The backfill CLI command remains available for disaster recovery or re-materialization after schema changes.

Considerations

  • Lambda concurrency -- Each shard gets its own Lambda invocation. For tables with high write throughput, monitor Lambda concurrent executions.
  • Error handling -- The Lambda uses a dead-letter queue (DLQ) for failed events. Monitor the DLQ for poisoned records.
  • Ordering -- DynamoDB Streams guarantees ordering within a shard. The Lambda processes events in order, ensuring consistency.

OpenSearch Serverless

What It Does

Replaces the trigram-based full-text search with OpenSearch Serverless, providing:

  • Proper tokenization and stemming
  • Relevance-ranked results
  • Fuzzy matching
  • No 10 GB partition limit for search indexes

Migration Steps

  1. Deploy OpenSearch Serverless collection via CDK:

    cd zae-mlflow
    npx cdk deploy --context opensearch=true
    
  2. Configure the tracking store to use OpenSearch for search:

    export MLFLOW_DYNAMODBSTORE_SEARCH_BACKEND=opensearch
    export MLFLOW_DYNAMODBSTORE_OPENSEARCH_ENDPOINT=https://...aoss.amazonaws.com
    
  3. Index existing data -- The CDK stack includes a one-time indexing Lambda that scans the DynamoDB table and populates OpenSearch.

  4. Verify search works through the MLflow UI.

Considerations

  • Cost -- OpenSearch Serverless has a minimum charge of ~2 OCU (OpenSearch Compute Units). Evaluate whether your search volume justifies the cost.
  • IAM -- The MLflow server needs IAM permissions to call the OpenSearch endpoint. The CDK stack configures this automatically.
  • Fallback -- The trigram search remains functional. You can switch back by unsetting MLFLOW_DYNAMODBSTORE_SEARCH_BACKEND.

EventBridge Scheduled Cleanup

What It Does

Replaces manual cleanup-expired CLI runs with an EventBridge rule that triggers a Lambda on a schedule.

Migration Steps

  1. Deploy the scheduled cleanup Lambda via CDK:

    cd zae-mlflow
    npx cdk deploy --context scheduled-cleanup=true
    
  2. Configure the schedule (default: daily at 03:00 UTC):

    cd zae-mlflow
    npx cdk deploy \
        --context scheduled-cleanup=true \
        --context cleanup-schedule="rate(1 day)"
    
  3. Remove the CLI from cron -- EventBridge handles scheduling.

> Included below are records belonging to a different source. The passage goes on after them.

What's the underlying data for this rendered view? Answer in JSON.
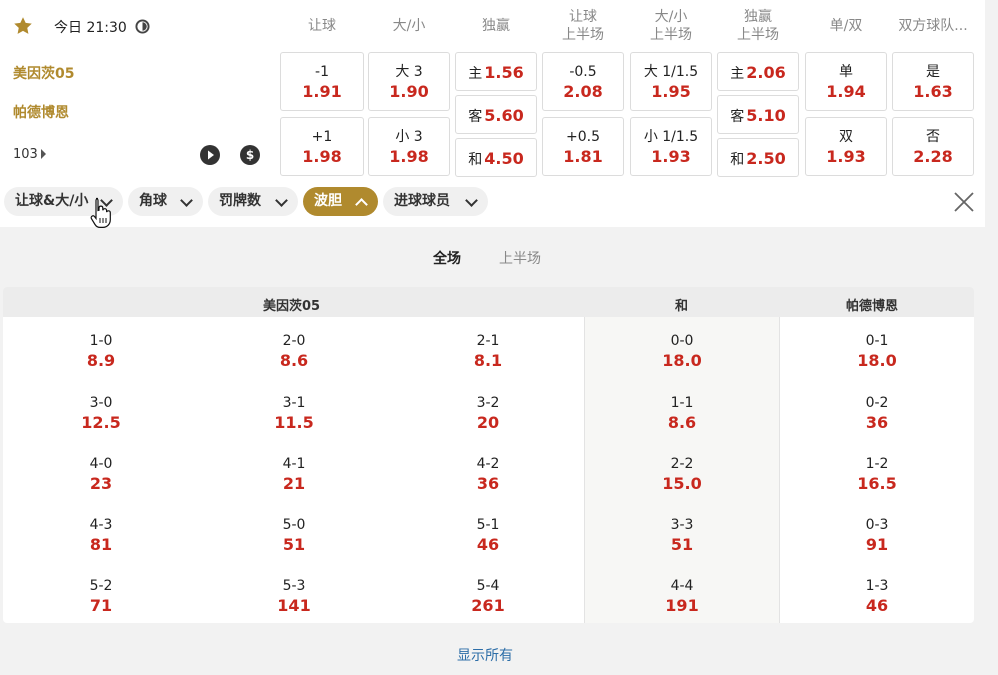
{
  "match": {
    "time": "今日 21:30",
    "home": "美因茨05",
    "away": "帕德博恩",
    "more_count": "103"
  },
  "headers": [
    [
      "让球"
    ],
    [
      "大/小"
    ],
    [
      "独赢"
    ],
    [
      "让球",
      "上半场"
    ],
    [
      "大/小",
      "上半场"
    ],
    [
      "独赢",
      "上半场"
    ],
    [
      "单/双"
    ],
    [
      "双方球队..."
    ]
  ],
  "odds": {
    "hcp": [
      {
        "label": "-1",
        "odd": "1.91"
      },
      {
        "label": "+1",
        "odd": "1.98"
      }
    ],
    "ou": [
      {
        "label": "大 3",
        "odd": "1.90"
      },
      {
        "label": "小 3",
        "odd": "1.98"
      }
    ],
    "mw": [
      {
        "label": "主",
        "odd": "1.56"
      },
      {
        "label": "客",
        "odd": "5.60"
      },
      {
        "label": "和",
        "odd": "4.50"
      }
    ],
    "hcp_h1": [
      {
        "label": "-0.5",
        "odd": "2.08"
      },
      {
        "label": "+0.5",
        "odd": "1.81"
      }
    ],
    "ou_h1": [
      {
        "label": "大 1/1.5",
        "odd": "1.95"
      },
      {
        "label": "小 1/1.5",
        "odd": "1.93"
      }
    ],
    "mw_h1": [
      {
        "label": "主",
        "odd": "2.06"
      },
      {
        "label": "客",
        "odd": "5.10"
      },
      {
        "label": "和",
        "odd": "2.50"
      }
    ],
    "oe": [
      {
        "label": "单",
        "odd": "1.94"
      },
      {
        "label": "双",
        "odd": "1.93"
      }
    ],
    "btts": [
      {
        "label": "是",
        "odd": "1.63"
      },
      {
        "label": "否",
        "odd": "2.28"
      }
    ]
  },
  "filters": [
    "让球&大/小",
    "角球",
    "罚牌数",
    "波胆",
    "进球球员"
  ],
  "active_filter": "波胆",
  "period_tabs": [
    "全场",
    "上半场"
  ],
  "correct_score": {
    "headers": [
      "美因茨05",
      "和",
      "帕德博恩"
    ],
    "home": [
      [
        {
          "s": "1-0",
          "o": "8.9"
        },
        {
          "s": "2-0",
          "o": "8.6"
        },
        {
          "s": "2-1",
          "o": "8.1"
        }
      ],
      [
        {
          "s": "3-0",
          "o": "12.5"
        },
        {
          "s": "3-1",
          "o": "11.5"
        },
        {
          "s": "3-2",
          "o": "20"
        }
      ],
      [
        {
          "s": "4-0",
          "o": "23"
        },
        {
          "s": "4-1",
          "o": "21"
        },
        {
          "s": "4-2",
          "o": "36"
        }
      ],
      [
        {
          "s": "4-3",
          "o": "81"
        },
        {
          "s": "5-0",
          "o": "51"
        },
        {
          "s": "5-1",
          "o": "46"
        }
      ],
      [
        {
          "s": "5-2",
          "o": "71"
        },
        {
          "s": "5-3",
          "o": "141"
        },
        {
          "s": "5-4",
          "o": "261"
        }
      ]
    ],
    "draw": [
      {
        "s": "0-0",
        "o": "18.0"
      },
      {
        "s": "1-1",
        "o": "8.6"
      },
      {
        "s": "2-2",
        "o": "15.0"
      },
      {
        "s": "3-3",
        "o": "51"
      },
      {
        "s": "4-4",
        "o": "191"
      }
    ],
    "away": [
      {
        "s": "0-1",
        "o": "18.0"
      },
      {
        "s": "0-2",
        "o": "36"
      },
      {
        "s": "1-2",
        "o": "16.5"
      },
      {
        "s": "0-3",
        "o": "91"
      },
      {
        "s": "1-3",
        "o": "46"
      }
    ]
  },
  "show_all": "显示所有",
  "colors": {
    "gold": "#b08a2e",
    "odds_red": "#c8281e",
    "link_blue": "#2d6ea8"
  }
}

  4. Monitor via CloudWatch Logs:

    aws logs tail /aws/lambda/mlflow-cleanup --follow
    

Considerations

  • The Lambda runs with the same logic as cleanup-expired -- it scans for orphaned items and sets ttl = now.
  • Timeout -- For large tables, ensure the Lambda timeout is sufficient (default 5 minutes; increase for tables with millions of items).
  • Alerting -- Set up a CloudWatch alarm on Lambda errors to catch failures.

Upgrade Checklist

  • Deploy CDK stack with desired v2 features
  • Run one-time backfill / indexing for existing data
  • Verify Lambda functions are processing events correctly
  • Monitor CloudWatch Logs and DLQs for errors
  • Remove manual CLI cron jobs
  • Update runbooks to reference Lambda-based operations
  • Update alerting to include Lambda error metrics

Rollback

All v2 features are additive. To roll back:

  1. Disable Streams -- Remove the Lambda trigger; the table continues to function without it.
  2. Switch search backend -- Unset MLFLOW_DYNAMODBSTORE_SEARCH_BACKEND to fall back to trigram search.
  3. Disable EventBridge rule -- Re-enable the CLI cron job.

The CLI commands remain fully functional regardless of whether v2 infrastructure is deployed.